Turn your pantry into a tool to help you save money on your groceries. The pantry is the unsung hero of rock-bottom grocery bills. It will help you save money in several ways:

  • When you have enough storage space, you can stock up at sales and buy in bulk. The goal is to buy enough of each non-perishable item at a low price to last until the next time you find a great deal. This saves time as well as money since you’re not running to the store as frequently.
  • Avoid expensive convenience foods and the drive-through window at fast food restaurants.  Keep ingredients on hand to cook from scratch. Also store home cooked meals and your homemade convenience foods for those too-busy-to-cook times
  • The pantry isn’t just for “store-bought” food. It’s a place to keep homemade mixes, jams, jellies and home-canned or dehydrated foods.
  • A well-stocked pantry provides a reserve of food in case illness, financial difficulties or an emergency situation makes it difficult or impossible to shop.

But what if you don’t have a pantry?

But what if you don’t have a pantry?

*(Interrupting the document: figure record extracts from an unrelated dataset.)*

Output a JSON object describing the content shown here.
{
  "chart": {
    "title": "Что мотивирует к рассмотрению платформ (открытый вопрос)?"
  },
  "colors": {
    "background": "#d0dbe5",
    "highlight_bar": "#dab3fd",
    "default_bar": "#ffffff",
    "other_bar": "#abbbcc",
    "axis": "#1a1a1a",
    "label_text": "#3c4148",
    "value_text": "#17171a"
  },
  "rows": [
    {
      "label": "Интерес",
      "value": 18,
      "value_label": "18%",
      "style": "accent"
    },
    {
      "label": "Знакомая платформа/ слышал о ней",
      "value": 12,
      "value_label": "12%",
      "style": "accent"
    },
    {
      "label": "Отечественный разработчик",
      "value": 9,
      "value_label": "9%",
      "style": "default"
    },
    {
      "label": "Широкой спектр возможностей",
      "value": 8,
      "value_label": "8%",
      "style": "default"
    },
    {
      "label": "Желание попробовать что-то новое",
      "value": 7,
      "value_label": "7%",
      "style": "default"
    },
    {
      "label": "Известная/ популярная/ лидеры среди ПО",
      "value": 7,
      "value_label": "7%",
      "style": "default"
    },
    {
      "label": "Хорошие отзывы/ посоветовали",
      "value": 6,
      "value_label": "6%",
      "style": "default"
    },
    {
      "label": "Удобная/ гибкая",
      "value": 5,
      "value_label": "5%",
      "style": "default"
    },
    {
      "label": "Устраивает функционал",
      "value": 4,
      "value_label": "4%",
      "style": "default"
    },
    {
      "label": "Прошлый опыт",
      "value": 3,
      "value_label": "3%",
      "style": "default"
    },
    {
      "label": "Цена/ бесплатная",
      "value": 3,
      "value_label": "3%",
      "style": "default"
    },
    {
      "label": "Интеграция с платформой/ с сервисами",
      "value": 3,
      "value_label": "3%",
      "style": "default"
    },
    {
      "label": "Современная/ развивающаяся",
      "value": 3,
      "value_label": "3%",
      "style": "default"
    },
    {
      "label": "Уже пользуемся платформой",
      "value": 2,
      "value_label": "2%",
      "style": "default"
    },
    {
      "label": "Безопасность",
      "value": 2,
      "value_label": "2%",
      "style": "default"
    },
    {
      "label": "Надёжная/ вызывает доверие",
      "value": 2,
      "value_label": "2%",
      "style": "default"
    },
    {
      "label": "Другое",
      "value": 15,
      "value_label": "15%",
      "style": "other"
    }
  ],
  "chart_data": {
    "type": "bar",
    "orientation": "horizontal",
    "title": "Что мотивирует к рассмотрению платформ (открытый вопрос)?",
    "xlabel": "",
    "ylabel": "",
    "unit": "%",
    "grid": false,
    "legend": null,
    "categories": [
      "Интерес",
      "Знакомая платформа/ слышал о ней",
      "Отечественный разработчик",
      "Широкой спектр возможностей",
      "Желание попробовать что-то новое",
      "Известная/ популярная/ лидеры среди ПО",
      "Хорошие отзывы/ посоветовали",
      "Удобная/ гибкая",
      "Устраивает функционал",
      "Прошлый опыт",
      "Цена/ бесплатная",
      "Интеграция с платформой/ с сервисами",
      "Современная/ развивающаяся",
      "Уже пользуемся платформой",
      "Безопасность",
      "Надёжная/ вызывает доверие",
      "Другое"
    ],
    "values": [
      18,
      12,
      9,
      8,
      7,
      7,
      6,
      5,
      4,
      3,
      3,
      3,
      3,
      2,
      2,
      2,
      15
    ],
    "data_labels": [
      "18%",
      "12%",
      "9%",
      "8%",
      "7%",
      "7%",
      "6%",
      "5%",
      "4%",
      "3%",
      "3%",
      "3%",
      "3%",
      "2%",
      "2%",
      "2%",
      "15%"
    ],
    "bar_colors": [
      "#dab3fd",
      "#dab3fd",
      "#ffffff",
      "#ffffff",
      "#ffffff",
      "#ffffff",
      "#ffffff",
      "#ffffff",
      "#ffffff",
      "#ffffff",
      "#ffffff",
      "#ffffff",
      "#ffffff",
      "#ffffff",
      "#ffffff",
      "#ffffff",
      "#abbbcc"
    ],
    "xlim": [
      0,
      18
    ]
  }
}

Or your pantry is too small to store much food? No problem. Look around your home to find some space that you could use to create a pantry or several mini-pantries. For example:

  • Kitchen cupboards. Are there infrequently used items in your cupboard that could be stored elsewhere or discarded to make way for food? Can you use shelf dividers, organizers, turntables, sliding shelves or risers to create more usable space in each cupboard? Is there space in your cupboards to add a shelf? Can you put bulky item on top of the refrigerator? Can you free up cupboard space by hanging your pots, adding a spice rank or putting up a pegboard a la Julia Child to hold your kitchen gadgets?
  • Refrigerator and freezer. I think of my refrigerator and freezer space as part of my pantry. Along with the usual items, I keep homemade mixes, gluten–free flours, homemade yogurt, stock, vegetable trimmings to turn into my next batch of soup or stock, home-frozen dinners, pasta sauces, pizza crusts, breads and home-baked desserts.
  • Closets. My everyday pantry used to be coat closet. The addition of shelves turned it into a convenient pantry. The Flylady’s associate Leanne Ely turned her linen closet into a pantry. If you can’t spare a whole closet, is there a part of a closet that you can use? And don’t forget that frequently-wasted piece of real estate—the inside of the closet door.
  • Basement or utility room. As long as your basement doesn’t flood or have moisture problems, this can be a great place to make a pantry. You can use second-hand bookcases, plastic bookcases or metal shelving to store food and supplies. Remember to keep your food away from the furnace. Heat shortens the shelf life of food. Also, food containers should not be stored directly on a concrete floor. Moisture can seep up and spoil the food. Use a piece of wood to raise the containers off the floor. If you don’t have a basement, but you have a utility area for your washer and dryer, is there space to put shelves over the machines or to one side of them?
  • The divided room. Author Barbara Salsbury tells about turning part of her child’s nursery into a pantry. Do you have corner in a guest room to create a pantry? You can use a screen, curtains or bookcases to separate the space.
  • The hidden pantry. An old armoire can be fitted with shelves to make a pantry. Or do you have a spot under a staircase that could be used for storing food? In Smart Closets Makeovers, there is a photo of a pantry created by putting shelves between wall studs. The narrow pantry has a door that matches the paneling in the room. Very impressive, but utterly beyond my do-it-yourself skills. Those who are very space-challenged can use extra-large lasagna pans or boxes on rollers for storage under a bed or couch. Make sure your hidden pantry is easily accessible so that you can use it every day.

Your pantry doesn’t have to be in one space. You can have several pantry areas. I put my a few most frequently used items in kitchen cupboards. Perishables go in the refrigerator and freezer.  But because my kitchen is small, most of my everyday food supplies are in a closet-turned-pantry near my kitchen. Shelves in my utility room provide longer-term storage.

What space can you find to create your money-saving pantry?